JP loves Patrick


JOHN RUCH

Election turnout high
Sixty-one percent of Jamaica Plain voters headed to the polls Nov. 7, showing lots of love to governor-elect Deval Patrick and saying yes to three ballot questions that were shot down statewide.

Patrick, a Democrat, won the state with about 57 percent of the vote. Boston liked him even more, giving him 73 percent of its vote.

But JP loved Patrick, offering up 85 percent of the local vote. The distant second-place finisher, Republican Kerry Healey, didn’t stand much of a chance. In Ward 11 Precinct 7, she placed third after Green-Rainbow candidate Grace Ross.

Patrick returned some of the love last month, naming as his chief of staff Joan Wallace-Benjamin, the president and CEO of The Home for Little Wanderers, a non-profit children’s service agency with a major S. Huntington Avenue facility.

State Sen. Dianne Wilkerson, embattled by legal troubles, lost the JP Democratic primary vote to a challenger. But she had no trouble here against a Republican challenger in the final election, drawing a landslide 72 percent of the local vote, similar to her district-wide winning percentage. Wilkerson lost only one precinct—Ward 19 Precinct 2—which also had JP’s highest vote total for Healey.

On the ballot questions, JP was prepared to let grocery stores sell wine (53 percent yes), allow “fusion voting” to empower third-party candidates (52 percent yes) and unionize people who run child care in their homes (71 percent yes). But voters disagreed statewide, and all three proposals died.

JP’s turnout was 20 points above that in the 2005 city election and one of the neighborhood’s strongest showings. Only two precincts had turnout below 50 percent, and most of Ward 19 (Pondside/Jamaica Hills/Forest Hills) was well over 70 percent.

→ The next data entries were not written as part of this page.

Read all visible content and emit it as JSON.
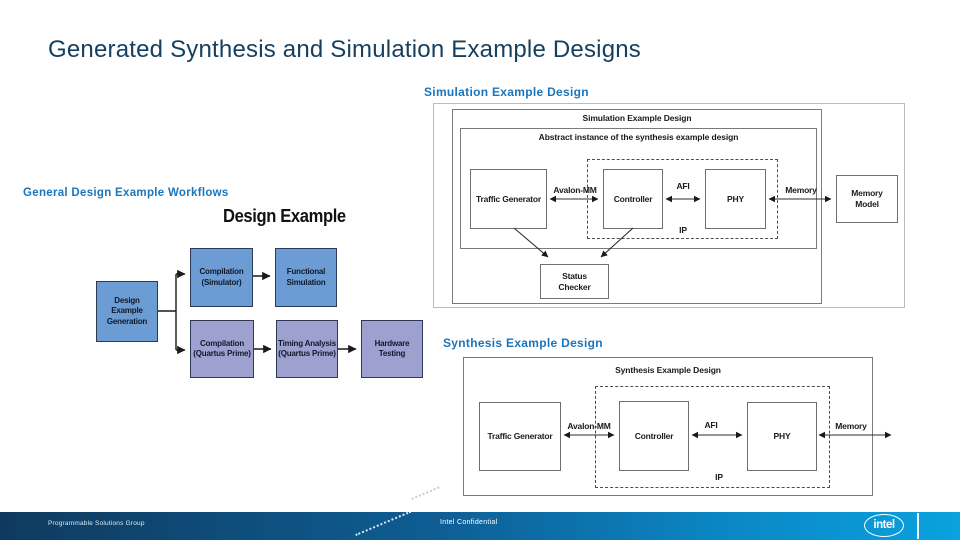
{
  "slide": {
    "title": "Generated Synthesis and Simulation Example Designs"
  },
  "workflows": {
    "heading": "General Design Example Workflows",
    "diagram_title": "Design Example",
    "nodes": {
      "generation": "Design\nExample\nGeneration",
      "compilation_simulator": "Compilation\n(Simulator)",
      "functional_simulation": "Functional\nSimulation",
      "compilation_quartus": "Compilation\n(Quartus Prime)",
      "timing_analysis": "Timing Analysis\n(Quartus Prime)",
      "hardware_testing": "Hardware\nTesting"
    }
  },
  "simulation": {
    "heading": "Simulation Example Design",
    "outer_title": "Simulation Example Design",
    "inner_title": "Abstract instance of the synthesis example design",
    "blocks": {
      "traffic_generator": "Traffic Generator",
      "controller": "Controller",
      "phy": "PHY",
      "memory_model": "Memory\nModel",
      "status_checker": "Status\nChecker"
    },
    "bus_labels": {
      "avalon": "Avalon-MM",
      "afi": "AFI",
      "memory": "Memory",
      "ip": "IP"
    }
  },
  "synthesis": {
    "heading": "Synthesis Example Design",
    "outer_title": "Synthesis Example Design",
    "blocks": {
      "traffic_generator": "Traffic Generator",
      "controller": "Controller",
      "phy": "PHY"
    },
    "bus_labels": {
      "avalon": "Avalon-MM",
      "afi": "AFI",
      "memory": "Memory",
      "ip": "IP"
    }
  },
  "footer": {
    "group": "Programmable Solutions Group",
    "confidential": "Intel Confidential",
    "logo": "intel"
  },
  "colors": {
    "title_text": "#17405F",
    "section_heading": "#1B75BB",
    "workflow_box_blue": "#6B9CD3",
    "workflow_box_lavender": "#9EA1D0",
    "footer_dark": "#0F3A5E",
    "footer_light": "#0AA2DE"
  }
}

It remains unclear whether the high turnout made JP a victim of the Boston Election Department’s now-infamous blunder of failing to provide enough ballots at dozens of polls. Secretary of State William Galvin is taking over supervision of Boston elections as a result.

The Ward 10 Precinct 9 poll at the James M. Curley School reportedly ran out of ballots, but was able to borrow more from the adjacent poll at the Mary E. Curley School.

The Boston Banner reported that the Ward 11 Precinct 6 poll at the Brookside Community Health Center was without ballots for an hour, causing some voters to leave. Mayor’s Office spokesperson Jennifer Mehigan said she cannot confirm problems there. She said the city is declining to release what it says is a still-incomplete list of about 30 polls that ran out of ballots.

The ballot problem came because of a city policy of providing polls only with enough ballots for 50 percent of registered voters, then delivering additional ballots if turnout was higher. Mehigan previously told the Gazette that all polls got that 50 percent amount, including some JP precincts that have had turnouts well over 50 percent in at least the last three elections.